The trial Judge found that Mr Martin’s Will did not make “reasonable financial provision” under the 1975 Act and transferred to her Mr Martin’s 50% share in the property.
Appeal
Mrs Martin appealed on five grounds to the High Court Chancery Division.
The appeal on Grounds 1A did not proceed on whether Mrs Williams had standing to bring a Claim under the 1975 Act but only on the question of to what extent (if any) was “reasonable financial provision” made in the Will.

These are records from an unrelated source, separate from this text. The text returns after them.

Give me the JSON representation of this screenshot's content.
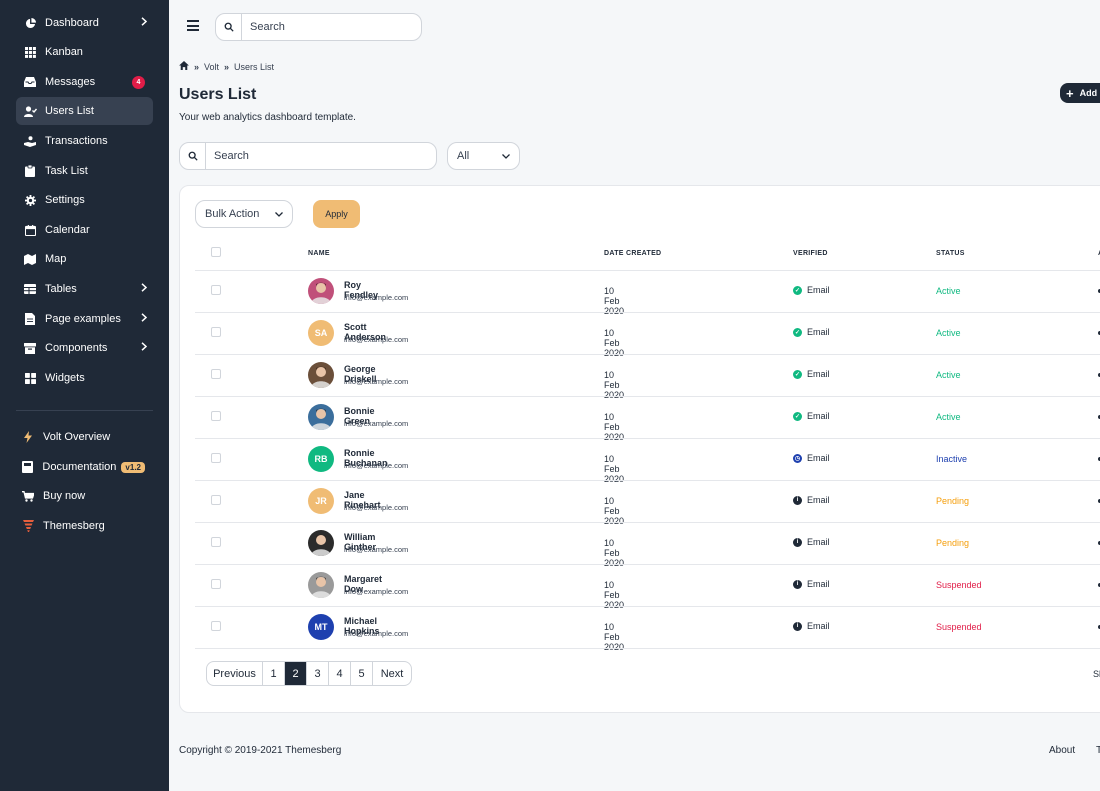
{
  "sidebar": {
    "items": [
      {
        "label": "Dashboard",
        "icon": "pie-chart-icon",
        "chevron": true
      },
      {
        "label": "Kanban",
        "icon": "grid-icon"
      },
      {
        "label": "Messages",
        "icon": "inbox-icon",
        "badge": "4"
      },
      {
        "label": "Users List",
        "icon": "user-check-icon",
        "active": true
      },
      {
        "label": "Transactions",
        "icon": "hand-coin-icon"
      },
      {
        "label": "Task List",
        "icon": "clipboard-icon"
      },
      {
        "label": "Settings",
        "icon": "gear-icon"
      },
      {
        "label": "Calendar",
        "icon": "calendar-icon"
      },
      {
        "label": "Map",
        "icon": "map-icon"
      },
      {
        "label": "Tables",
        "icon": "table-icon",
        "chevron": true
      },
      {
        "label": "Page examples",
        "icon": "document-icon",
        "chevron": true
      },
      {
        "label": "Components",
        "icon": "box-icon",
        "chevron": true
      },
      {
        "label": "Widgets",
        "icon": "widgets-icon"
      }
    ],
    "bottom_items": [
      {
        "label": "Volt Overview",
        "icon": "bolt-icon"
      },
      {
        "label": "Documentation",
        "icon": "book-icon",
        "badge": "v1.2"
      },
      {
        "label": "Buy now",
        "icon": "cart-icon"
      },
      {
        "label": "Themesberg",
        "icon": "themesberg-logo-icon"
      }
    ]
  },
  "topbar": {
    "search_placeholder": "Search"
  },
  "breadcrumb": {
    "items": [
      "Volt",
      "Users List"
    ]
  },
  "page": {
    "title": "Users List",
    "subtitle": "Your web analytics dashboard template.",
    "add_label": "Add"
  },
  "filters": {
    "search_placeholder": "Search",
    "select_value": "All"
  },
  "table": {
    "bulk_action": "Bulk Action",
    "apply": "Apply",
    "columns": [
      "NAME",
      "DATE CREATED",
      "VERIFIED",
      "STATUS",
      "A"
    ],
    "rows": [
      {
        "name": "Roy Fendley",
        "email": "info@example.com",
        "date": "10 Feb 2020",
        "verified": "Email",
        "verified_type": "check",
        "status": "Active",
        "avatar": "photo",
        "avatar_color": "#c0507a"
      },
      {
        "name": "Scott Anderson",
        "email": "info@example.com",
        "date": "10 Feb 2020",
        "verified": "Email",
        "verified_type": "check",
        "status": "Active",
        "avatar": "SA",
        "avatar_color": "#f0bc74"
      },
      {
        "name": "George Driskell",
        "email": "info@example.com",
        "date": "10 Feb 2020",
        "verified": "Email",
        "verified_type": "check",
        "status": "Active",
        "avatar": "photo",
        "avatar_color": "#6b4f3a"
      },
      {
        "name": "Bonnie Green",
        "email": "info@example.com",
        "date": "10 Feb 2020",
        "verified": "Email",
        "verified_type": "check",
        "status": "Active",
        "avatar": "photo",
        "avatar_color": "#3b6e9c"
      },
      {
        "name": "Ronnie Buchanan",
        "email": "info@example.com",
        "date": "10 Feb 2020",
        "verified": "Email",
        "verified_type": "clock",
        "status": "Inactive",
        "avatar": "RB",
        "avatar_color": "#10b981"
      },
      {
        "name": "Jane Rinehart",
        "email": "info@example.com",
        "date": "10 Feb 2020",
        "verified": "Email",
        "verified_type": "info",
        "status": "Pending",
        "avatar": "JR",
        "avatar_color": "#f0bc74"
      },
      {
        "name": "William Ginther",
        "email": "info@example.com",
        "date": "10 Feb 2020",
        "verified": "Email",
        "verified_type": "info",
        "status": "Pending",
        "avatar": "photo",
        "avatar_color": "#2b2b2b"
      },
      {
        "name": "Margaret Dow",
        "email": "info@example.com",
        "date": "10 Feb 2020",
        "verified": "Email",
        "verified_type": "info",
        "status": "Suspended",
        "avatar": "photo",
        "avatar_color": "#9a9a9a"
      },
      {
        "name": "Michael Hopkins",
        "email": "info@example.com",
        "date": "10 Feb 2020",
        "verified": "Email",
        "verified_type": "info",
        "status": "Suspended",
        "avatar": "MT",
        "avatar_color": "#1e40af"
      }
    ]
  },
  "pagination": {
    "previous": "Previous",
    "pages": [
      "1",
      "2",
      "3",
      "4",
      "5"
    ],
    "active_page": "2",
    "next": "Next",
    "showing": "Sh"
  },
  "footer": {
    "copyright": "Copyright © 2019-2021 Themesberg",
    "about": "About",
    "t": "T"
  },
  "colors": {
    "sidebar_bg": "#1f2937",
    "active": "#10b981",
    "inactive": "#1e40af",
    "pending": "#f59e0b",
    "suspended": "#e11d48",
    "apply": "#f0bc74"
  }
}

This tied in with Ground 2 in that the court concluded that Mr Martin had maintained Mrs Williams prior to his death.
To bring a claim under the 1975 Act the court had to ask three questions:
1. Does the Claimant (Mrs Williams) have standing to apply to the court for an order under section 2 of the 1975 Act?
2. Has the deceased’s estate made reasonable financial provision for the claimant’s maintenance?
3. If the court is satisfied that reasonable financial provision has not been made, it must consider what provision should be made.
This is where the due exercise of discretion comes in.
The first question was not challenged and the trial judge found that the Claimant fell with section 1(1)(ba) of the 1975 Act.
The second question, required a binary yes/no answer, whereas the third required discretion.
The latter two questions overlapped to a degree. Grounds 1A and 2 were rejected. However the appeal succeeded on grounds 3, that the relief granted was excessive – being the transfer to Mrs Williams of Mr Martin’s 50% share in the jointly owned property, 4 – in assessing her financial position
the trial failed to take into account Mrs Williams 50% share of the property inherited in 2008 and 5, the trial judge made unsustainable inferences regarding Mrs Martin’s financial position.
One of the most striking issues about this case are the costs of bringing proceedings. This is confirmed by Counsel for both parties who, “submitted that to remit matters for a re-trial would be disproportionately expensive”, and urged the Appeal Judge “(in the event it was necessary to do so) for him to re-visit the Trial Judge’s exercise of his discretion….”
Mrs Williams was awarded a life interest in the property she shared with the deceased prior to his demise. Mrs Martin or her estate benefited from the reversionary interest. These are the consequences of there being an out of date Will and the competing interests of an estranged wife and simply living together.